Not even some incredibly shallow characters can drag down the game's overall story, though, which is far more complex and competent than any FE game since the Tellius games in my opinion. There are some flubs here and there - (in the Black Eagles route shortly after the Death Knight joined me, Edelgard goes "oh yeah he's with us, I'll explain later" and she literally never did. One of those random choir events came up on my calendar during the academy section shortly after and he's just there?? The fucking Death Knight?? I'm just singing choir with him?? Bro, explain yourself to me!! Someone explain this shit to me holy shit!!) but by and large the plot is far more mature and features far more moral ambiguity than any FE in like, 10 years. Overall, I agree with Edelgard's motives, but during her route I kinda felt like the bad guy! And I think Dimitri is ultimately ignorant and flawed in his approach by preserving the church, but during his route I felt like the good guy! I kinda like that! (Tho I think the game could've made Edelgard seem a bit less evil, ahaha)

Overall, it's a messy game but one with a lot of ambition that I really respect out of a series I was worried might be resting on its laurels after Fates.
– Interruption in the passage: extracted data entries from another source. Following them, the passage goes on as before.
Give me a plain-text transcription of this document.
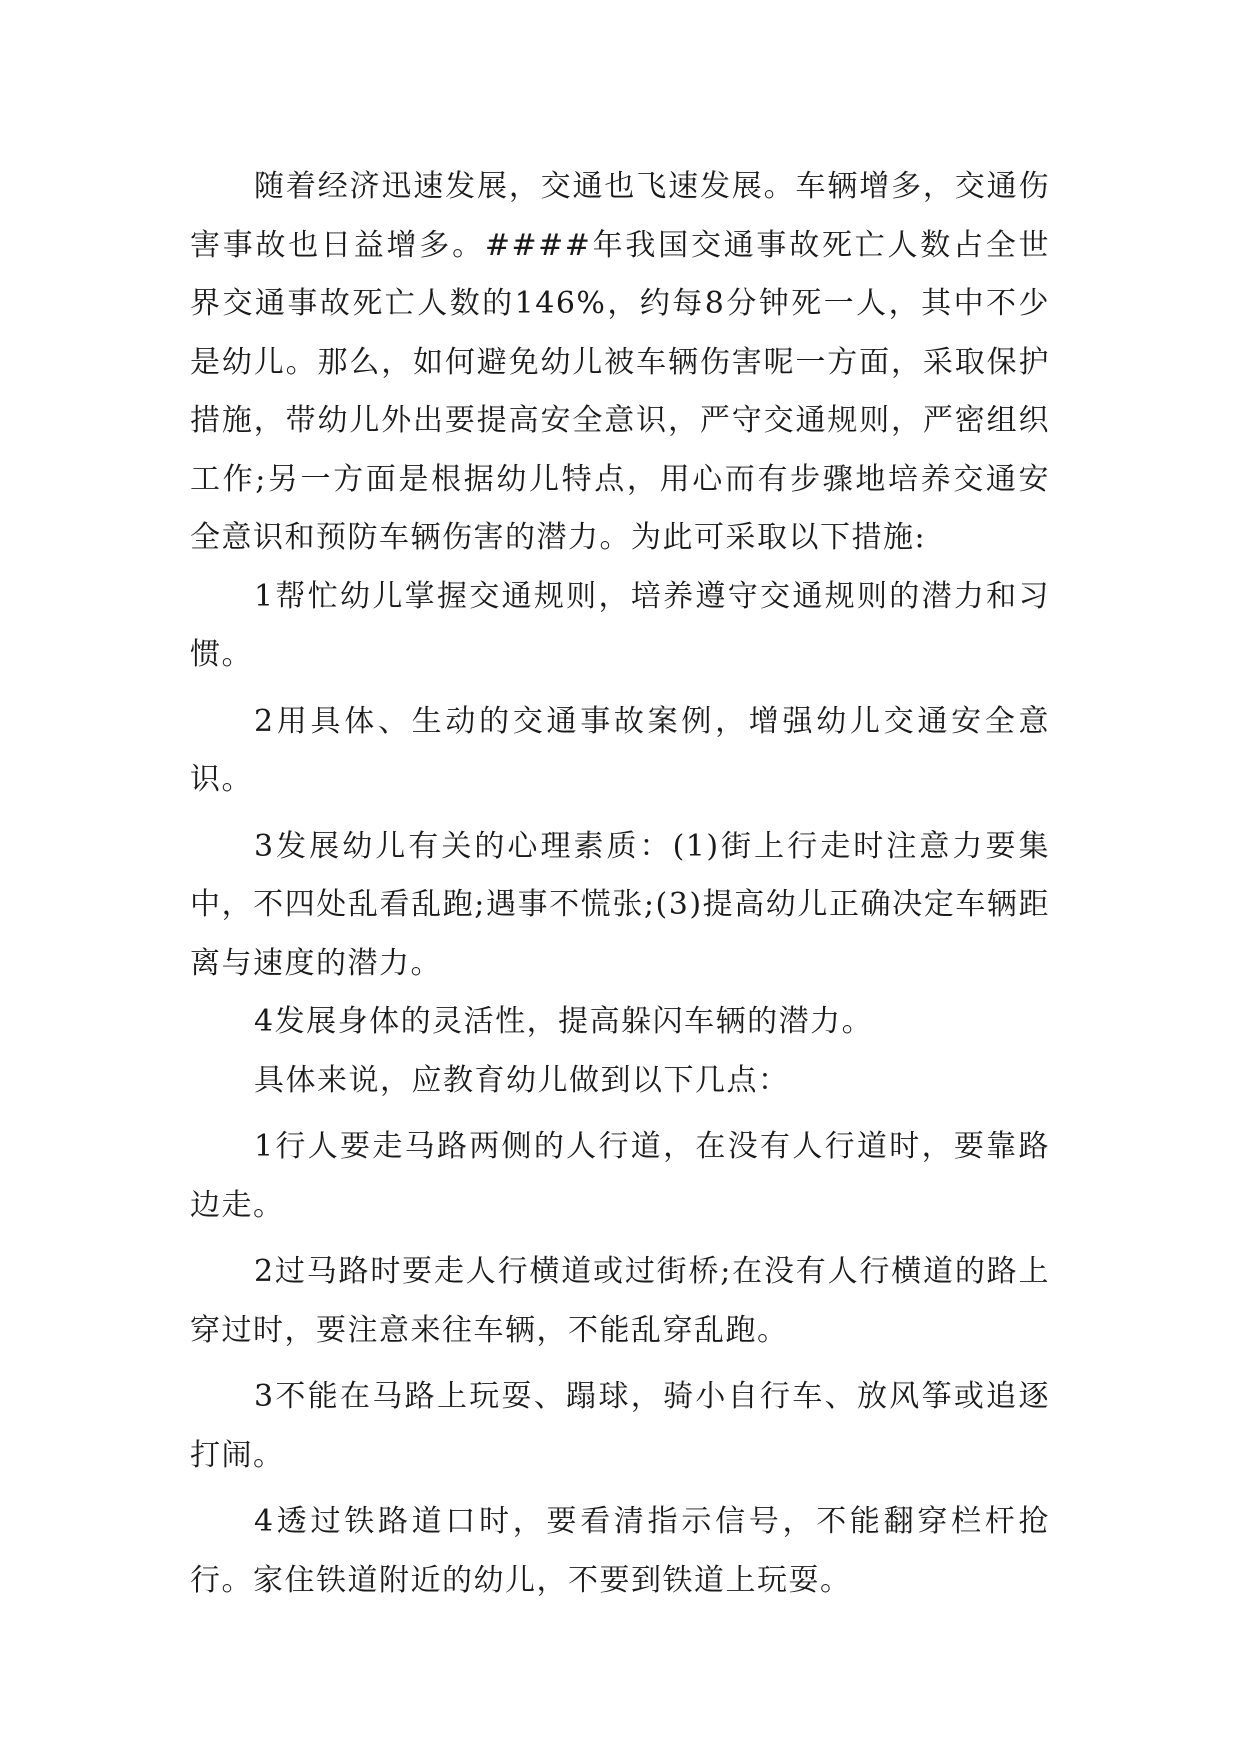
随着经济迅速发展，交通也飞速发展。车辆增多，交通伤害事故也日益增多。####年我国交通事故死亡人数占全世界交通事故死亡人数的146%，约每8分钟死一人，其中不少是幼儿。那么，如何避免幼儿被车辆伤害呢一方面，采取保护措施，带幼儿外出要提高安全意识，严守交通规则，严密组织工作;另一方面是根据幼儿特点，用心而有步骤地培养交通安全意识和预防车辆伤害的潜力。为此可采取以下措施:

1帮忙幼儿掌握交通规则，培养遵守交通规则的潜力和习惯。

2用具体、生动的交通事故案例，增强幼儿交通安全意识。

3发展幼儿有关的心理素质：(1)街上行走时注意力要集中，不四处乱看乱跑;遇事不慌张;(3)提高幼儿正确决定车辆距离与速度的潜力。

4发展身体的灵活性，提高躲闪车辆的潜力。

具体来说，应教育幼儿做到以下几点：

1行人要走马路两侧的人行道，在没有人行道时，要靠路边走。

2过马路时要走人行横道或过街桥;在没有人行横道的路上穿过时，要注意来往车辆，不能乱穿乱跑。

3不能在马路上玩耍、蹋球，骑小自行车、放风筝或追逐打闹。

4透过铁路道口时，要看清指示信号，不能翻穿栏杆抢行。家住铁道附近的幼儿，不要到铁道上玩耍。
Some of the things it reaches for like the Academy actually work surprisingly well - its Persona-like gameplay and time management doing a really great job at making you think about and manage your resources. You can't just grind endlessly to get broken in this game, there's a very smart limit on how many optional battles you can do. Nice! But some of the other things it reaches for like the branching narrative and consequently huge cast come back to bite it in the ass. If this'd been "Fire Emblem: Two Houses" and you cut The Golden Deer entirely, you coulda used that time to add some depth to more of the characters, brush up on the structure and maybe make both campaigns (particularly Black Eagles) a bit longer. You also could've maybe made the Academy look a bit prettier! Good lord the Switch can not handle ambition like this! What the fuck is up with the fruit? What the fuck is up with the fruit?

The perfect Fire Emblem game is in here, in the same way that it's in most other Fire Emblem games. As ever, you've just gotta deal with a side order of shit to get it. But my experience with Three Houses errs a lot more on the positive side than say - Fates. I certainly respect this game a hell of a lot more for how much it goes for, and how much it pulls off successfully.